The situation was eerily similar to the one that then-Fed Chairman Alan Greenspan faced in 1998.

“It is just not credible that the United States can remain an oasis of prosperity unaffected by a world that is experiencing greatly increased stress,” Greenspan said, signaling a series of rate cuts that reportedly “saved the world” and extended the U.S. expansion (and bull market) for a couple more years.

The Fed may be coming around to that viewpoint again. Low points to a smart paper written by Fed economist Michael Kiley that concludes that the Fed has been significantly underestimating how much global financial conditions affect the U.S. economy.

“The U.S. equilibrium rate may be substantially lower than estimated in U.S.-only studies,” the paper argues.

Low says the neutral rate for the federal-funds rate is probably around 1%. “As long as there is slack somewhere in the world, rates will stay low,” he says.

A deal won’t fix it

Low doesn’t think the trade war with China caused all our economic problems (but they certainly didn’t help). Any agreement with Beijing wouldn’t fix it all either.

“Europe is in recession. Japan is in recession. China is in a terrible place,” Low says.

By slowing the economy with seven rate hikes in 2017 and 2018, the Fed sabotaged the one thing that could get us out of this slow-growth rut: Investment in productivity-enhancing capital.

He says policy makers have been getting it all wrong: In a deflationary world, a hot economy is a blessing. Once companies start running out of abundant and cheap labor, they start investing in a serious way in new techniques, new equipment, and a better-trained workforce.

When companies complain that they can’t find workers, “that’s the best thing that can happen in the economy,” he said.

Low has been chief economist at FHN (previously branded as FTN or First Tennessee National) since 1998. He says economic analyst Rebecca Kooshak deserves a lot of credit for helping produce the firm’s analyses and forecasts.

Chris Low’s forecast Number as reported*
ISM manufacturing index 49.5% 47.8%
Nonfarm payrolls 150,000 136,000
Trade deficit -$55.0 billion -$54.9 billion
Retail sales 0.1% -0.3%
Industrial production -0.4% -0.4%
Consumer price index 0.1% 0.0%
Housing starts 1.320 million 1.256 million
Durable goods orders -0.5% -1.1%
Consumer confidence index No forecast 125.9
New home sales 700,000 701,000
GDP 1.5% 1.9%
*Subject to revision

In the October contest, Low had the most accurate forecasts among 44 forecasting teams on two of the 11 indicators we track in the contest: Industrial production and new home sales. His forecasts on three others — the ISM index, the trade deficit and retail sales — were among the 10 most accurate.

The runners-up in the October contest were Robert Brusca of Fact and Opinion Economics, Jim O’Sullivan of High Frequency Economics, Seth Carpenter’s team at UBS, and emeritus business professor Peter Morici of the University of Maryland (and a regular columnist for MarketWatch).

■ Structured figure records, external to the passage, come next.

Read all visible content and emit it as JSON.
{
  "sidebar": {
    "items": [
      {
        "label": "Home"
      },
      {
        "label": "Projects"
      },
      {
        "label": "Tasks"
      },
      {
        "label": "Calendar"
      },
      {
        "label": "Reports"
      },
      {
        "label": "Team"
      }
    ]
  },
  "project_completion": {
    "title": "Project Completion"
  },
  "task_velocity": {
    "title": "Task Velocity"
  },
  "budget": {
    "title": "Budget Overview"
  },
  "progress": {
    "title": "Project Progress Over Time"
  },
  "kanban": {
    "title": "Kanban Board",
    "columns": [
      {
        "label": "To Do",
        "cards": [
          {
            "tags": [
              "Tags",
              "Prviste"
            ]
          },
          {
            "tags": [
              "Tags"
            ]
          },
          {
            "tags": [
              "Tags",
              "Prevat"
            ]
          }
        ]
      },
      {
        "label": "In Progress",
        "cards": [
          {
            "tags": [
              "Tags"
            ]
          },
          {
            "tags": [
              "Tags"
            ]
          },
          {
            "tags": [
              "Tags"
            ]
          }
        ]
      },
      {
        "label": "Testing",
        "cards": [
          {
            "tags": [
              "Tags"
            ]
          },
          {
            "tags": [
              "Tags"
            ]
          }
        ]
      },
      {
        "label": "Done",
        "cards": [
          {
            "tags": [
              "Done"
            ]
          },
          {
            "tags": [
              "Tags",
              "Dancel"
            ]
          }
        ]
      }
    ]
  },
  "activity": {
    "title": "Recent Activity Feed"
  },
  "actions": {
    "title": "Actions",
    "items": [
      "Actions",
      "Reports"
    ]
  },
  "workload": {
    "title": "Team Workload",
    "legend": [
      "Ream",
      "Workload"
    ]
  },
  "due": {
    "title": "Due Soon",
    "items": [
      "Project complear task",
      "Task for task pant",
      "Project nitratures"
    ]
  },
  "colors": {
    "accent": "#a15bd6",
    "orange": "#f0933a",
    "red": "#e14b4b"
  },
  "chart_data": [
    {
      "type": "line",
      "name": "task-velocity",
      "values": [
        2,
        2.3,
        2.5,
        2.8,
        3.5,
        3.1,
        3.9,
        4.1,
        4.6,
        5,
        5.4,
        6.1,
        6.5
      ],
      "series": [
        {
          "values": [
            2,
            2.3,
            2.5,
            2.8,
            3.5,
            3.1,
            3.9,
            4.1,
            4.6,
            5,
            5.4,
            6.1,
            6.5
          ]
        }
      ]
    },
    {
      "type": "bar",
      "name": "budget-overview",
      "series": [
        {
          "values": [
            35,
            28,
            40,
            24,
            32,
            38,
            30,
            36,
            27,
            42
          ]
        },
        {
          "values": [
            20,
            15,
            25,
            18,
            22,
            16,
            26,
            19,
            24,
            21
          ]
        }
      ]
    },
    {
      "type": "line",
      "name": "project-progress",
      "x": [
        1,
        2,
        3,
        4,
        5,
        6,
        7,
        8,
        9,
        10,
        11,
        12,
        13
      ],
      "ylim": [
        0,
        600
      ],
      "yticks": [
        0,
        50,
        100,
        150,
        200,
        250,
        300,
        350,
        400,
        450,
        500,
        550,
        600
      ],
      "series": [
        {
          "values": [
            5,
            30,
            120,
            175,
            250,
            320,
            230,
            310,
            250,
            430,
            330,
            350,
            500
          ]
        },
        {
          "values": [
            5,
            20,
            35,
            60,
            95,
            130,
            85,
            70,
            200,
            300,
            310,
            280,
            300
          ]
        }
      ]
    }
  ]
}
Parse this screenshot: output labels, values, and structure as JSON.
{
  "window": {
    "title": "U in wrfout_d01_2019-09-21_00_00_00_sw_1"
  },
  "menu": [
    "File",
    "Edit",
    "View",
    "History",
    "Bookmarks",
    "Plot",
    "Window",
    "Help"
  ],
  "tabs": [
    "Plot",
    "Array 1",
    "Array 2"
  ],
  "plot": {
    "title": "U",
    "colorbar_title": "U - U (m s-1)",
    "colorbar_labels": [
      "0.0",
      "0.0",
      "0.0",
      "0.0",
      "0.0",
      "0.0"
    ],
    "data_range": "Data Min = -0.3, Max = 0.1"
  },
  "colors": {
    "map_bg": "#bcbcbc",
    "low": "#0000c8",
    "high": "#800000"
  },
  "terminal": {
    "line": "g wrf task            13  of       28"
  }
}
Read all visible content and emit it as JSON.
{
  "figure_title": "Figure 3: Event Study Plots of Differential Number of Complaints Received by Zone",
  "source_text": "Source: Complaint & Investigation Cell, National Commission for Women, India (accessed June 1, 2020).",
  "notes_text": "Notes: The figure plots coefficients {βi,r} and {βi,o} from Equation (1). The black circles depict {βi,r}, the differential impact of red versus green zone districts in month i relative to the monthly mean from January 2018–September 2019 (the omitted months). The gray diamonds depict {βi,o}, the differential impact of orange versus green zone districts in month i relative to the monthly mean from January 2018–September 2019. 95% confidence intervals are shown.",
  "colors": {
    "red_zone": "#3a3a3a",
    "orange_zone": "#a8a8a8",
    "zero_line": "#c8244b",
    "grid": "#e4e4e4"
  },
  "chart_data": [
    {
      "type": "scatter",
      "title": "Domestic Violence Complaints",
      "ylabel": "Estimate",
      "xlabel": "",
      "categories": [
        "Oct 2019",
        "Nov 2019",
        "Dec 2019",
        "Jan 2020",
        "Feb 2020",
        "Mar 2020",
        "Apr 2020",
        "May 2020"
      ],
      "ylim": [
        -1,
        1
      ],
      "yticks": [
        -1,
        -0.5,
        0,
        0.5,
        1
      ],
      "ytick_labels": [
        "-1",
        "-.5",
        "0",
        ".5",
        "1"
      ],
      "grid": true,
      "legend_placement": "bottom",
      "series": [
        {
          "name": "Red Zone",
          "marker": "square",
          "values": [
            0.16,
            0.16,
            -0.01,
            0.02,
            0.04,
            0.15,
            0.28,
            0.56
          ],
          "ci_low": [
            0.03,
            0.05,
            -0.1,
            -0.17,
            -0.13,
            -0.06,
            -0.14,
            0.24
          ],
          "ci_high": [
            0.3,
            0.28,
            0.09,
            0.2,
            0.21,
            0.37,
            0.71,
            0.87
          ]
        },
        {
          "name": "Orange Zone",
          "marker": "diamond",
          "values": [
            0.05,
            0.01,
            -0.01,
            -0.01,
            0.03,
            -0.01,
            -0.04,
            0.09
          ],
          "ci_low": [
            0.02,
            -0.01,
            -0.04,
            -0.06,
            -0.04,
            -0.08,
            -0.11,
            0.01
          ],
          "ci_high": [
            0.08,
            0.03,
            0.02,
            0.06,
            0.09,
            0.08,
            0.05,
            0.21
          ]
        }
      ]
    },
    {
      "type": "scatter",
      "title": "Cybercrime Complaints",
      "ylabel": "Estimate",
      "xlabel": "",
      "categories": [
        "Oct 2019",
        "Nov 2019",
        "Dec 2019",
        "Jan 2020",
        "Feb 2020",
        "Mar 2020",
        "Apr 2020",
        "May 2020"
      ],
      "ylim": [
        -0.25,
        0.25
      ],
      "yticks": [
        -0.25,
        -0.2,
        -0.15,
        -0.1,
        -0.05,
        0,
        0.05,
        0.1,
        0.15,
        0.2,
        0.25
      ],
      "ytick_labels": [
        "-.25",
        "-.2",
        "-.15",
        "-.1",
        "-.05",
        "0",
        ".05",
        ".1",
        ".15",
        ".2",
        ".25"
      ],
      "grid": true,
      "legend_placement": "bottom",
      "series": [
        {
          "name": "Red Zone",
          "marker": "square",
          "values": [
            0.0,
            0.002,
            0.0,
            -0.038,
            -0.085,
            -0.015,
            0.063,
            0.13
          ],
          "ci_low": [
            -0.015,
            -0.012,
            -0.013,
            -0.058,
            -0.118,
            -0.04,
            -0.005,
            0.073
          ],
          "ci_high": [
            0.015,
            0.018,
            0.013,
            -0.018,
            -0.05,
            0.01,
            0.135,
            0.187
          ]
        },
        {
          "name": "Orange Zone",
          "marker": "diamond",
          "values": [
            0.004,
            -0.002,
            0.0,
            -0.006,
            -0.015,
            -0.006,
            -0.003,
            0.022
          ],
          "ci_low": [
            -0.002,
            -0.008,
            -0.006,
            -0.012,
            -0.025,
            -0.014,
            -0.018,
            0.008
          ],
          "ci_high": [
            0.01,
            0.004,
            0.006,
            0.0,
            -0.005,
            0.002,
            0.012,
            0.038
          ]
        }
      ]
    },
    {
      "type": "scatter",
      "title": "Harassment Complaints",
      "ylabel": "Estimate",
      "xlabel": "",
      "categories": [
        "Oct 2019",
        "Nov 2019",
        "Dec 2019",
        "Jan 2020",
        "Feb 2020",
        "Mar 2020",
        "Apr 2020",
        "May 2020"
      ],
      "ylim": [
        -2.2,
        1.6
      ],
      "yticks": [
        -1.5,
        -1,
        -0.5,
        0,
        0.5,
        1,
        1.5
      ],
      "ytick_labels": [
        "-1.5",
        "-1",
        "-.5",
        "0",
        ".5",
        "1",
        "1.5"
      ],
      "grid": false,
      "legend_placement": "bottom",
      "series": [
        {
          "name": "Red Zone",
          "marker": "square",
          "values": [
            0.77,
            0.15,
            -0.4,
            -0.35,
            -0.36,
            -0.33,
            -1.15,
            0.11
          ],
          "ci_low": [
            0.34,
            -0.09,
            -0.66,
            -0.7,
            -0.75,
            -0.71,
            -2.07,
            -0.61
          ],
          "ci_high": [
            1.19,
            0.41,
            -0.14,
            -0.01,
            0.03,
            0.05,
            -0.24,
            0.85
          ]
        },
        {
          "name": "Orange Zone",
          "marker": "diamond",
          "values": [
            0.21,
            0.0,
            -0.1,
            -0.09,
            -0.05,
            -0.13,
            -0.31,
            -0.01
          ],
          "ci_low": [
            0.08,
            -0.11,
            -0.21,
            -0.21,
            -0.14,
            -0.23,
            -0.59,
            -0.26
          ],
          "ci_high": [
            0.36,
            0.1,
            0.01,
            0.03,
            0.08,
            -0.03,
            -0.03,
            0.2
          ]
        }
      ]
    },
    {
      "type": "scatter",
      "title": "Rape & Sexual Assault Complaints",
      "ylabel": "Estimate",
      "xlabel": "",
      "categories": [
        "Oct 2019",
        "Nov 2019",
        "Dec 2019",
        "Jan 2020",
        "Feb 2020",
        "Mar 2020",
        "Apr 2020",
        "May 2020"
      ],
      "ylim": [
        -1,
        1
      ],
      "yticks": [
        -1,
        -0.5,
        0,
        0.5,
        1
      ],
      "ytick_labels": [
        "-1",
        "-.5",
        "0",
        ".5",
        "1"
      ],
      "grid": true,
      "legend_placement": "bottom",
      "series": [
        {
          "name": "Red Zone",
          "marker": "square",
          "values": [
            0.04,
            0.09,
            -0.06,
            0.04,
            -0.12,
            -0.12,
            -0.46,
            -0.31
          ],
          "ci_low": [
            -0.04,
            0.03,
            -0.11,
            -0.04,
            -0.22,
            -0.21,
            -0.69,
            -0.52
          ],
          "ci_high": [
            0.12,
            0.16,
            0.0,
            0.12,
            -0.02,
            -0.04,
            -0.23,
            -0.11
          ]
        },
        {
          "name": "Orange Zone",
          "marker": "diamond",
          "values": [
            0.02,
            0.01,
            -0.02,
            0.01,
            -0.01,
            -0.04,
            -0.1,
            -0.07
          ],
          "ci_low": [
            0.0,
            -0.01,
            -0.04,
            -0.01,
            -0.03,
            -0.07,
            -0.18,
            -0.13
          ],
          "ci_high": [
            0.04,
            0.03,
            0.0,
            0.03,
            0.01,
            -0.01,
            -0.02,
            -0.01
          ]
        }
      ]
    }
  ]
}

The MarketWatch median consensus published in our Economic Calendar includes the predictions of the 15 forecasters who have earned the most points in our contest over the past 12 months, plus the forecast of the most recent winner of the monthly contest.

The economists in our consensus forecast are: Ryan Sweet of Moody’s Analytics, Christophe Barraud of Market Securities, Jim O’Sullivan of High Frequency Economics, Ian Shepherdson of Pantheon Macro, Seth Carpenter’s team at UBS, Richard Moody of Regions Financial, Michelle Girard’s team at NatWest Markets, Lou Crandall of Wrightson ICAP, Andrew Hollenhorst of Citigroup, Michael Feroli of JPMorgan Chase, Stephen Stanley of Amherst Pierpont Securities, Lewis Alexander’s team at Nomura Securities. Paul Ashworth’s team at Capital Economics, Stephen Gallagher at Société Générale, Michelle Meyer’s team at Bank of America Merrill Lynch, and Chris Low of FHN Financial.